Just a year ago, Denver was still basking in the glow of winning the Super Bowl when the Mile High City was named the "Best Place to Live in the USA" by U.S. News & World Report. Every year, the publication analyzes 100 metro areas in the United States to find the best places to live based on quality of life and the job market, as well as the value of living there, and Denver landed at number one. Everyone was high on this town, it seemed.
But the Broncos didn't come close to the Super Bowl this round, and now the new U.S. News rankings have shoved Denver into the number-two spot. (At least that's better than the 51st slot, where Denver recently landed on a GoodCall list.)
Who got the top spot this time? Denver's frequent nemesis, Austin, which earned a 7.8 overall score (out of a possible 10). With a new overall score of 7.5, the Mile High City barely edged out the number-three finisher, San Jose, which took a heavy hit on value to average out at 7.4. What hurt Denver this time? Quality of life, a pathetic 6.8 compared to Austin's 7.3.

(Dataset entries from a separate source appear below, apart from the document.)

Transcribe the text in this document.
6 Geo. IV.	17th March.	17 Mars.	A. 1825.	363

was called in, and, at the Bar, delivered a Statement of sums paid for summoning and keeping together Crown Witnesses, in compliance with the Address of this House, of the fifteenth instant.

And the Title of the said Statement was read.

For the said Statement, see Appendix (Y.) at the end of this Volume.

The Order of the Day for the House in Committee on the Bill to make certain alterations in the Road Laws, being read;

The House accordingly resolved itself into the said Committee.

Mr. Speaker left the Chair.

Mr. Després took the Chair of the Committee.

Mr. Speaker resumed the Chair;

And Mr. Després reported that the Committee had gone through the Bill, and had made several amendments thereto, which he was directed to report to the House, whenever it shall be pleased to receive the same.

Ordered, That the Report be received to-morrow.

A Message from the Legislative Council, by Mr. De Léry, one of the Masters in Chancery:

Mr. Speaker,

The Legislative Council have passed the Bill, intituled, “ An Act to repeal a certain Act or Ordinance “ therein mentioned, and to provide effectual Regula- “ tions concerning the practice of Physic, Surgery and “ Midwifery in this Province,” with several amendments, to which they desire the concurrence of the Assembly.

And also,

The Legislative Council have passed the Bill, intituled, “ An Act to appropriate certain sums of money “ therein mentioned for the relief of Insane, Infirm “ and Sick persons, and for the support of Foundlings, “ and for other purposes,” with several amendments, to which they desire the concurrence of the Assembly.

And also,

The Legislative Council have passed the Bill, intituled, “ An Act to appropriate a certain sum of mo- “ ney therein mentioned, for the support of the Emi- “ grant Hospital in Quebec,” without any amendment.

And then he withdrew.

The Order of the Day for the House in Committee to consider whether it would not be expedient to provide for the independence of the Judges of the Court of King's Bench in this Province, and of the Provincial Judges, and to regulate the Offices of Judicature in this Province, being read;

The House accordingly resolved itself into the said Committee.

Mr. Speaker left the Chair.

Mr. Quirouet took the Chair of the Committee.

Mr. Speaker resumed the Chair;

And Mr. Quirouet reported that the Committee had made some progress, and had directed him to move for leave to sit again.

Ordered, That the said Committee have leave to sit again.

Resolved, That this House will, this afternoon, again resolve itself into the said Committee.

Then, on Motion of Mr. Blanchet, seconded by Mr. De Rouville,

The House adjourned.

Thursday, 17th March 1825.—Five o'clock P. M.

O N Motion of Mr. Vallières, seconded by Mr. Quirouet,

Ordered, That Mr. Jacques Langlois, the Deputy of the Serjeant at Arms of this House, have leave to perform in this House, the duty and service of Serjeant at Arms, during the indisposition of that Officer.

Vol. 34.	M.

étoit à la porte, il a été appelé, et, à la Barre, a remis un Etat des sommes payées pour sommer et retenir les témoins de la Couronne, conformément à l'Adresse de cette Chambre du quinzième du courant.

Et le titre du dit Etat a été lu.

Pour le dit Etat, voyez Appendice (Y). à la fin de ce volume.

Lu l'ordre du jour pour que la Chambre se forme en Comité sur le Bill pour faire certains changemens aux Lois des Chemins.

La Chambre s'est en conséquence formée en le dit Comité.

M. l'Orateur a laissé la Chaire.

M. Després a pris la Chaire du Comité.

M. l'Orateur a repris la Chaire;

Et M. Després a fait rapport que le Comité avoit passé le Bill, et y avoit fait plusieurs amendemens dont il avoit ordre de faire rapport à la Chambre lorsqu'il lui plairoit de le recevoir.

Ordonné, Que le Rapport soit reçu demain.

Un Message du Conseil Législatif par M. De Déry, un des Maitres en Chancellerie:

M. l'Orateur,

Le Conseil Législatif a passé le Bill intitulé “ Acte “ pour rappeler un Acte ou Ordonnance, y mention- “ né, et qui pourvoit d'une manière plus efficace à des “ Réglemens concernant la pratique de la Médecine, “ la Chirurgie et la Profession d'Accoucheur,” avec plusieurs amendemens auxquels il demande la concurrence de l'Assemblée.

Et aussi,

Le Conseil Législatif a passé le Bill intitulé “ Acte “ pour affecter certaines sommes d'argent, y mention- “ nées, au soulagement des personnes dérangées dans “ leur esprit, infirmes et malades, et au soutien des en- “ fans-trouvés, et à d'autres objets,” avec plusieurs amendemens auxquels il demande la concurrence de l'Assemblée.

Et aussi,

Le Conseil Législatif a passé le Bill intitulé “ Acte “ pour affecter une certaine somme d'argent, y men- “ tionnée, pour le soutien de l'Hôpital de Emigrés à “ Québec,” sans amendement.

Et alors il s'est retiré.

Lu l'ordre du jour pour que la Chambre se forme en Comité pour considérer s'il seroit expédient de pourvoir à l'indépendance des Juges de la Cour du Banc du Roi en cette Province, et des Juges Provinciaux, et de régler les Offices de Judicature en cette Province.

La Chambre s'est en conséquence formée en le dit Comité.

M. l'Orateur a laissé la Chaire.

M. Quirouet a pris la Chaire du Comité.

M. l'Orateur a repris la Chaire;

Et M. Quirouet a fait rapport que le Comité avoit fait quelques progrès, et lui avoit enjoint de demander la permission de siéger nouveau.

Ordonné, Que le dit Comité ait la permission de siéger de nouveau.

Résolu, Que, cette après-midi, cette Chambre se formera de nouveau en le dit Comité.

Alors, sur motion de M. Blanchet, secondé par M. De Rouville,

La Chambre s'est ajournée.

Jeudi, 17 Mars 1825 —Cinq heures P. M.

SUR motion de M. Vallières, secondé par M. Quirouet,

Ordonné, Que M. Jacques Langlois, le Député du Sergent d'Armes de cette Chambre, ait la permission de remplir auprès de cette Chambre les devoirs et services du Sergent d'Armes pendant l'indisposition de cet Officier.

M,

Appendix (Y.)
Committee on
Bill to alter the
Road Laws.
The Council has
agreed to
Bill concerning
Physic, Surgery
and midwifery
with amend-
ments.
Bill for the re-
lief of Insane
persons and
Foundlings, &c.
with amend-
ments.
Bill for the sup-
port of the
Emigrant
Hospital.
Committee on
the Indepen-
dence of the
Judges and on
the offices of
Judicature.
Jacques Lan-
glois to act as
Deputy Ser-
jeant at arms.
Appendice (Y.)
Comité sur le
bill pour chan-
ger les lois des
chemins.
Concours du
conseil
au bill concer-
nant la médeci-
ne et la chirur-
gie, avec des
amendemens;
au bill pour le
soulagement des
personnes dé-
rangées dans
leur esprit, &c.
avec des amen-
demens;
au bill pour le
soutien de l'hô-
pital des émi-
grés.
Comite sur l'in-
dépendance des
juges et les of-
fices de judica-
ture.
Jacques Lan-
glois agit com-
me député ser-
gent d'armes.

Did the Broncos' lousy showing contribute to this city's slide? Here's the new U.S. News description of Denver:
Founded in the mid-1800s as a mining hub during the gold rush, Denver has come a long way since its Wild West days. Over time, its residents have evolved from gun-slinging gamblers into an easygoing crowd of ambitious, progressive-minded fitness fanatics and nature lovers who are eager to push the envelope on everything from civil rights to drug laws. Nicknamed the Mile High City for its 5,280-foot elevation (although officially reported as 5,279 feet), Denver's location at the base of the Rocky Mountains provides a gateway to a slew of outdoor pursuits, although it is probably best known for its devout ski and snowboard enthusiasts.

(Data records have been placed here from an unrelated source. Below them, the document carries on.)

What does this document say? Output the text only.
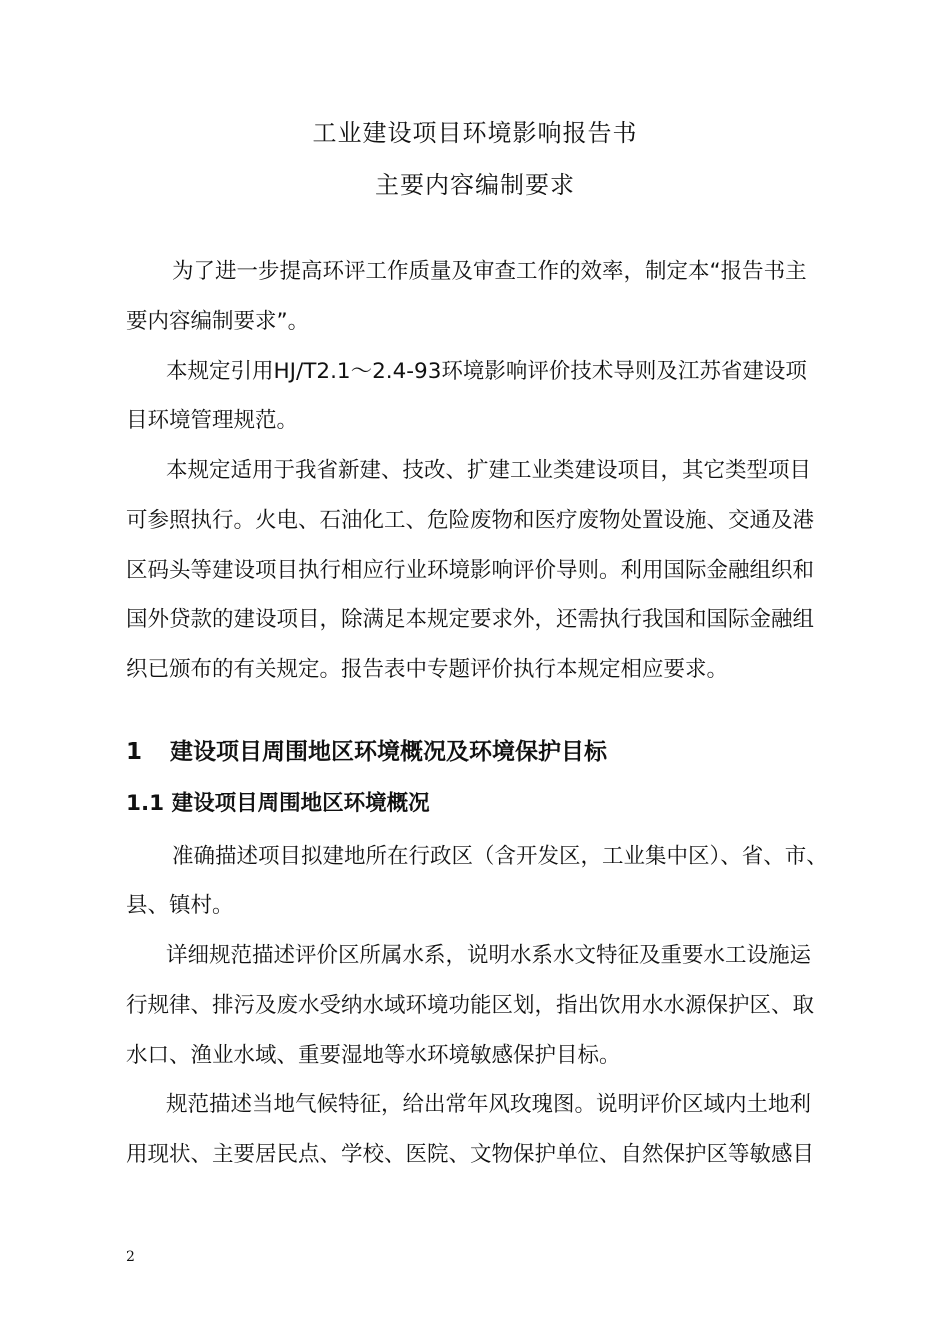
工业建设项目环境影响报告书
主要内容编制要求
为了进一步提高环评工作质量及审查工作的效率，制定本“报告书主
要内容编制要求”。
本规定引用HJ/T2.1～2.4-93环境影响评价技术导则及江苏省建设项
目环境管理规范。
本规定适用于我省新建、技改、扩建工业类建设项目，其它类型项目
可参照执行。火电、石油化工、危险废物和医疗废物处置设施、交通及港
区码头等建设项目执行相应行业环境影响评价导则。利用国际金融组织和
国外贷款的建设项目，除满足本规定要求外，还需执行我国和国际金融组
织已颁布的有关规定。报告表中专题评价执行本规定相应要求。
1 建设项目周围地区环境概况及环境保护目标
1.1 建设项目周围地区环境概况
准确描述项目拟建地所在行政区（含开发区，工业集中区）、省、市、
县、镇村。
详细规范描述评价区所属水系，说明水系水文特征及重要水工设施运
行规律、排污及废水受纳水域环境功能区划，指出饮用水水源保护区、取
水口、渔业水域、重要湿地等水环境敏感保护目标。
规范描述当地气候特征，给出常年风玫瑰图。说明评价区域内土地利
用现状、主要居民点、学校、医院、文物保护单位、自然保护区等敏感目
2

To clarify a common misconception, Denver is not a mountain town. It actually takes at least an hour to drive to the Rockies. But there are some great places for recreating within a 30-minute drive of downtown, such as Red Rocks Park and Cherry Creek State Park.

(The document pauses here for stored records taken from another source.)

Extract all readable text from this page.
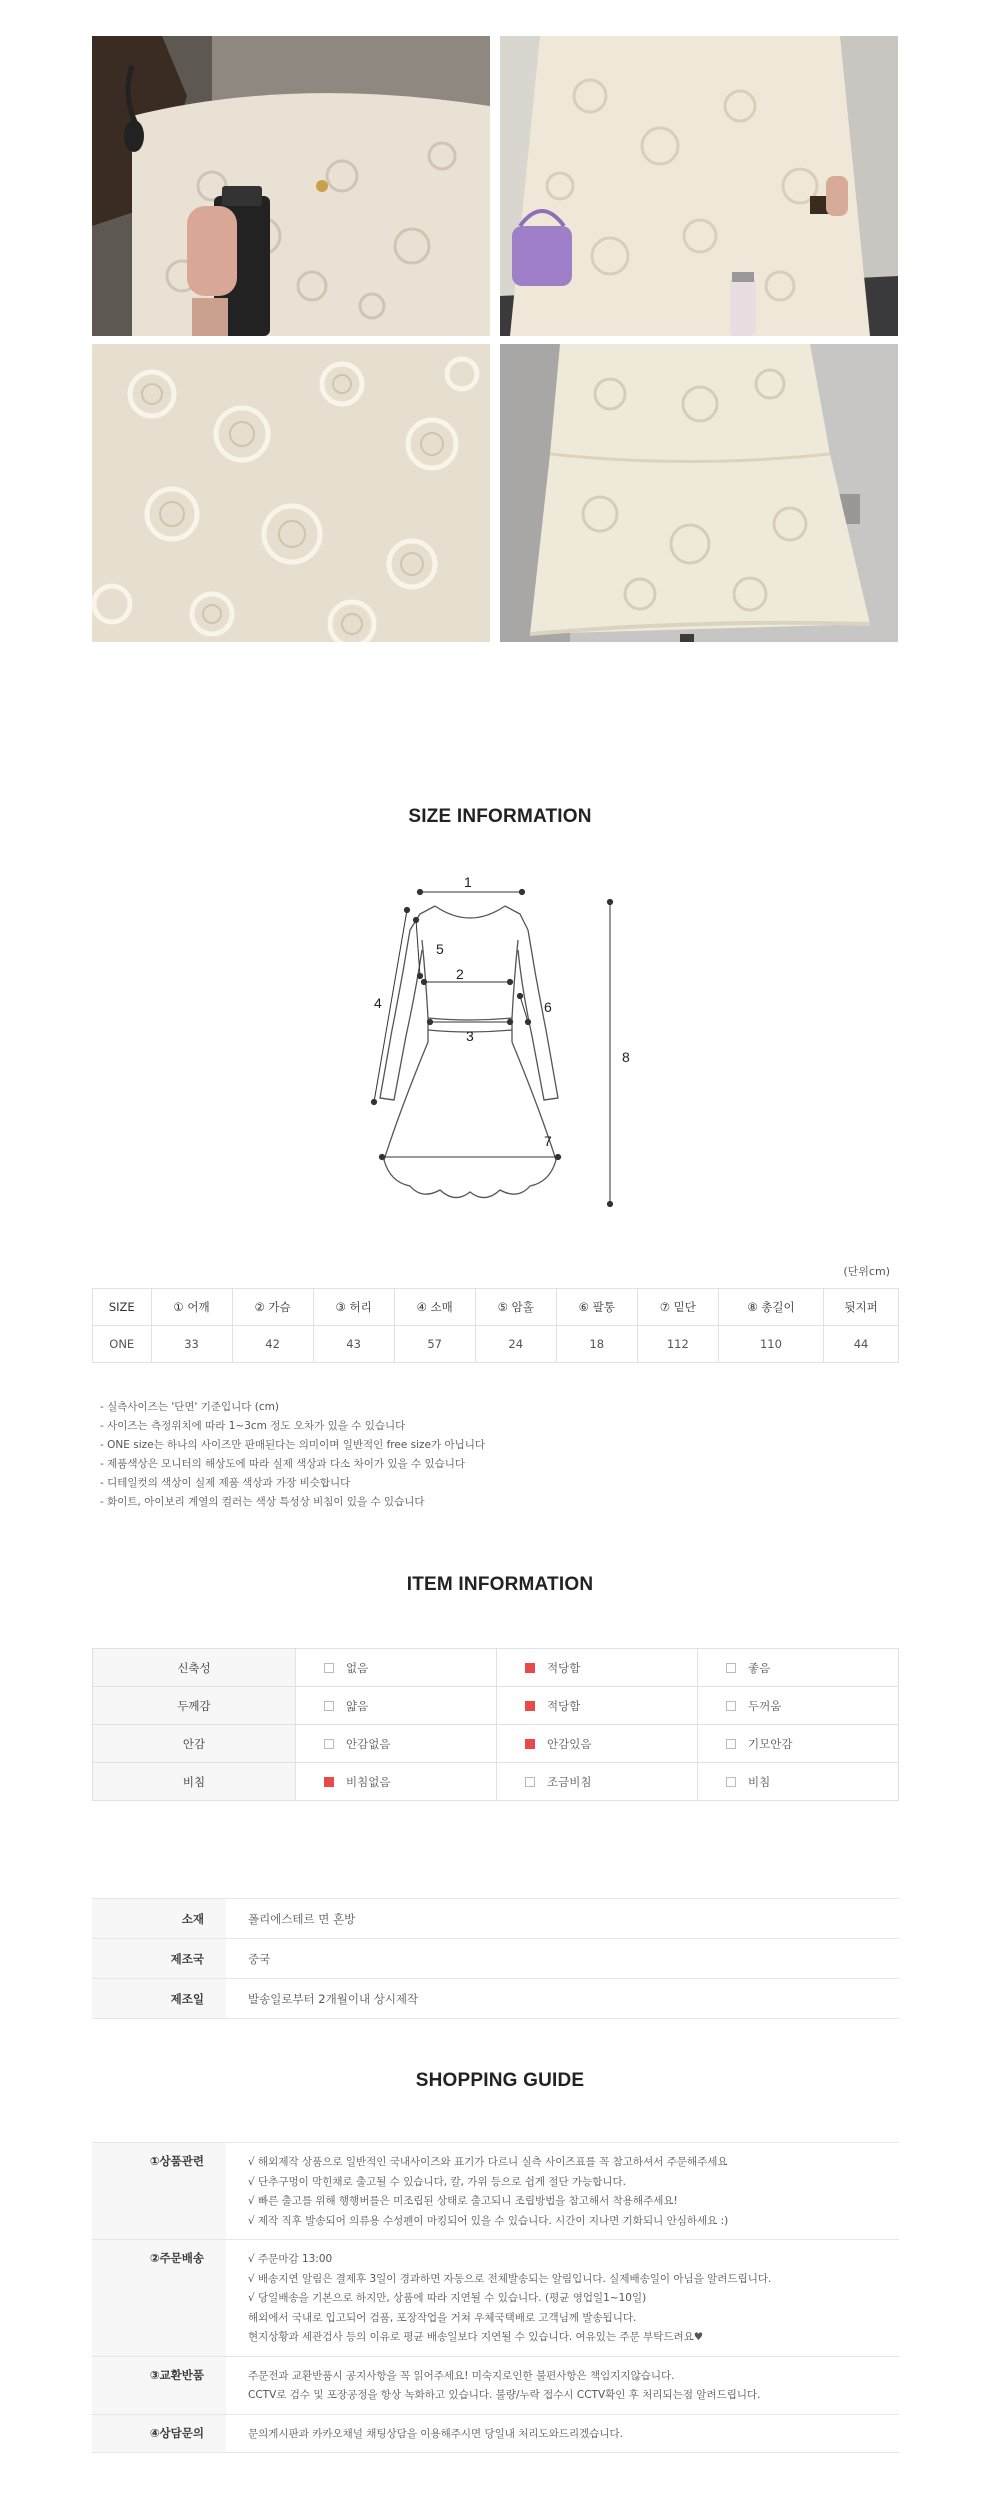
SIZE INFORMATION
1
2
3
4
5
6
7
8
(단위cm)
SIZE	① 어깨	② 가슴	③ 허리	④ 소매	⑤ 암홀	⑥ 팔통	⑦ 밑단	⑧ 총길이	뒷지퍼
ONE	33	42	43	57	24	18	112	110	44
- 실측사이즈는 '단면' 기준입니다 (cm)
- 사이즈는 측정위치에 따라 1~3cm 정도 오차가 있을 수 있습니다
- ONE size는 하나의 사이즈만 판매된다는 의미이며 일반적인 free size가 아닙니다
- 제품색상은 모니터의 해상도에 따라 실제 색상과 다소 차이가 있을 수 있습니다
- 디테일컷의 색상이 실제 제품 색상과 가장 비슷합니다
- 화이트, 아이보리 계열의 컬러는 색상 특성상 비침이 있을 수 있습니다
ITEM INFORMATION
신축성	없음	적당함	좋음
두께감	얇음	적당함	두꺼움
안감	안감없음	안감있음	기모안감
비침	비침없음	조금비침	비침
소재	폴리에스테르 면 혼방
제조국	중국
제조일	발송일로부터 2개월이내 상시제작
SHOPPING GUIDE
①상품관련	√ 해외제작 상품으로 일반적인 국내사이즈와 표기가 다르니 실측 사이즈표를 꼭 참고하셔서 주문해주세요
√ 단추구멍이 막힌채로 출고될 수 있습니다, 칼, 가위 등으로 쉽게 절단 가능합니다.
√ 빠른 출고를 위해 행행버를은 미조립된 상태로 출고되니 조립방법을 참고해서 착용해주세요!
√ 제작 직후 발송되어 의류용 수성펜이 마킹되어 있을 수 있습니다. 시간이 지나면 기화되니 안심하세요 :)
②주문배송	√ 주문마감 13:00
√ 배송지연 알림은 결제후 3일이 경과하면 자동으로 전체발송되는 알림입니다. 실제배송일이 아님을 알려드립니다.
√ 당일배송을 기본으로 하지만, 상품에 따라 지연될 수 있습니다. (평균 영업일1~10일)
해외에서 국내로 입고되어 검품, 포장작업을 거쳐 우체국택배로 고객님께 발송됩니다.
현지상황과 세관검사 등의 이유로 평균 배송일보다 지연될 수 있습니다. 여유있는 주문 부탁드려요♥
③교환반품	주문전과 교환반품시 공지사항을 꼭 읽어주세요! 미숙지로인한 불편사항은 책임지지않습니다.
CCTV로 검수 및 포장공정을 항상 녹화하고 있습니다. 불량/누락 접수시 CCTV확인 후 처리되는점 알려드립니다.
④상담문의	문의게시판과 카카오채널 채팅상담을 이용해주시면 당일내 처리도와드리겠습니다.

Some might say that Denver is experiencing a gold rush of a different color: green. After Colorado residents voted to legalize recreational marijuana in 2012, Denver has seen a surge in cannabis-related commerce, from dispensaries to magazines to high-tech paraphernalia like vaporizers, rolling papers, lotions and storage containers – and the industry is just gaining speed.
We'll consider cannabis our consolation prize. Better luck next year, Denver.